Monday, November 19, 2007

Jim Cogswell



Which, 2004
Oil painting on primed paper

My name’s Jim Cogswell. Most of what I do is influenced by my background as a painter. About 14 years ago I began making images that were based on an anthropomorphic alphabet. I used the alphabet just as a kind of system for making more complex images in sequences. First I thought of them individually, then I began putting them together in a sequence from A to Z as if I were putting the whole alphabet up. A while later I realized that these were the building blocks for language. And I was willing to use them in strings to create words, but I didn’t want just any word. So I picked words that were entirely dependent on their context. Words like “this,” “that,” “the,” “for,” some linguists call these words “shifters.” I like that, because I think that whatever we make as artists is entirely dependent on context and that is a physical context as well as a conceptual context.

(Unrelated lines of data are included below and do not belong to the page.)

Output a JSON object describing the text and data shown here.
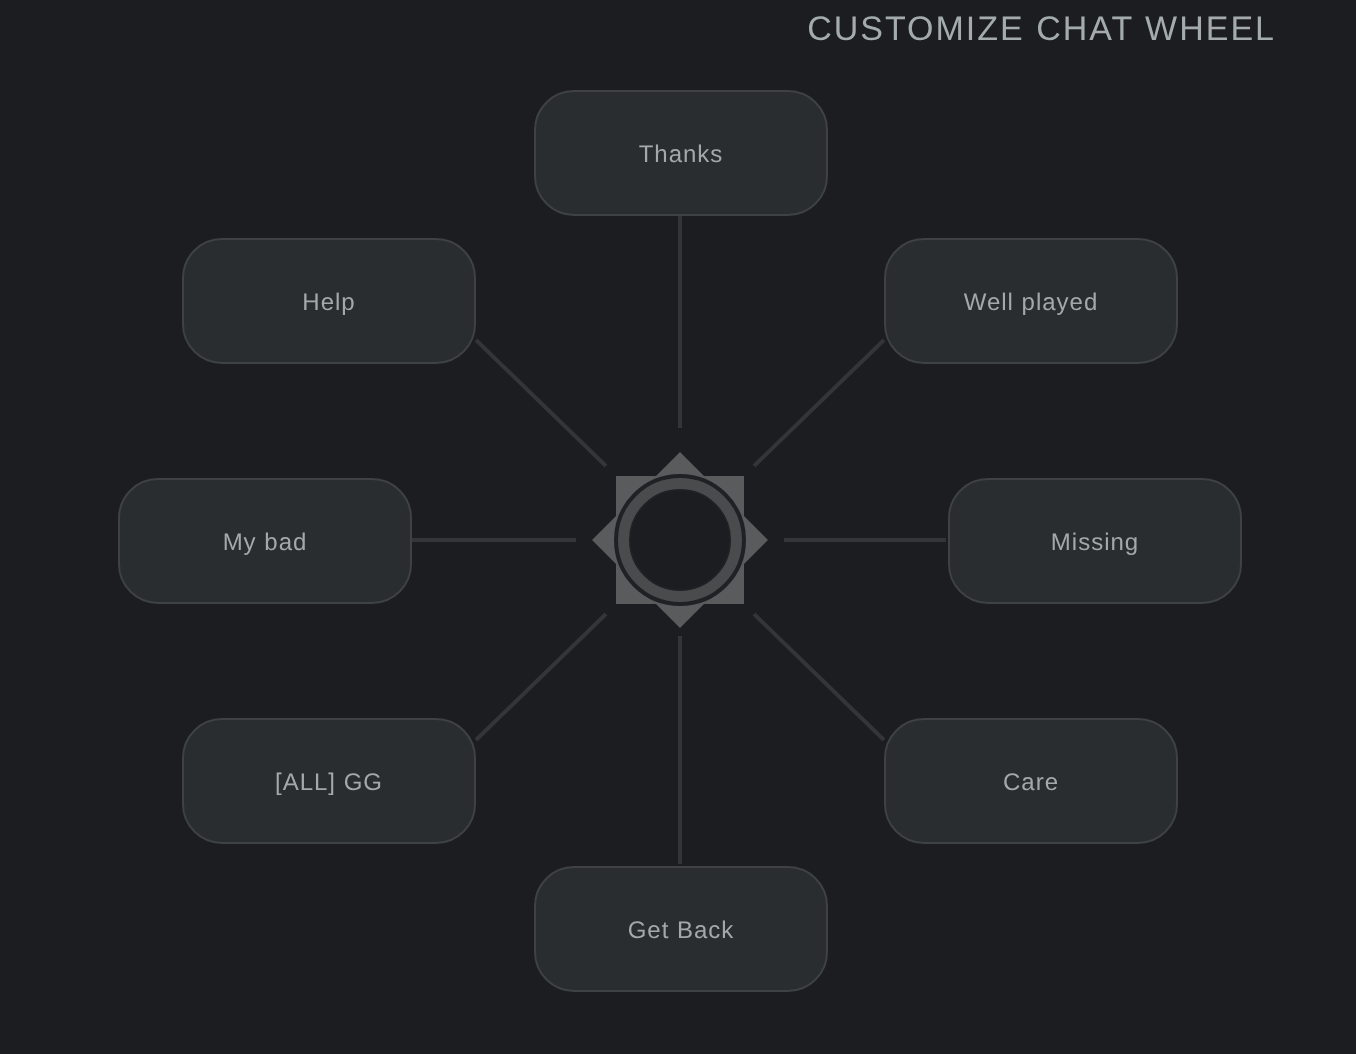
{
  "title": "CUSTOMIZE CHAT WHEEL",
  "phrases": [
    {
      "label": "Thanks"
    },
    {
      "label": "Well played"
    },
    {
      "label": "Missing"
    },
    {
      "label": "Care"
    },
    {
      "label": "Get Back"
    },
    {
      "label": "[ALL] GG"
    },
    {
      "label": "My bad"
    },
    {
      "label": "Help"
    }
  ]
}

Why do I do what I do? I’ve gravitated towards this way of working because it allows me to think through my body, for thinking through my whole being. It allows me to be a maker. I can pick up my work anytime I need to – I have a ready starting point. It is a form of reflecting physically on the components of my life. I grew up overseas as a child of missionary parents in Japan. I grew up quite accustomed to living in an environment that I didn’t completely understand linguistically or culturally. I was comfortable there. So there’s part of me that is quite comfortable living without a ready explanation and I sometimes worry, I sometimes think that that may not be characteristic of everybody that I’m around. For example, a ready analogy for what I do is, I love music, I listen to music often while I work in the studio alone. But I’m much more interested in what happens to me through my absorption of musical structures than I am by what people are saying in lyrics. I get real tired of lyrics really fast, and it becomes an obstruction to something that I feel is much more profound. So I listen to music that’s instrumental primarily or music in languages that I don’t understand. That’s probably the best analogy for what I make as art, is making music in languages that can’t be directly understood.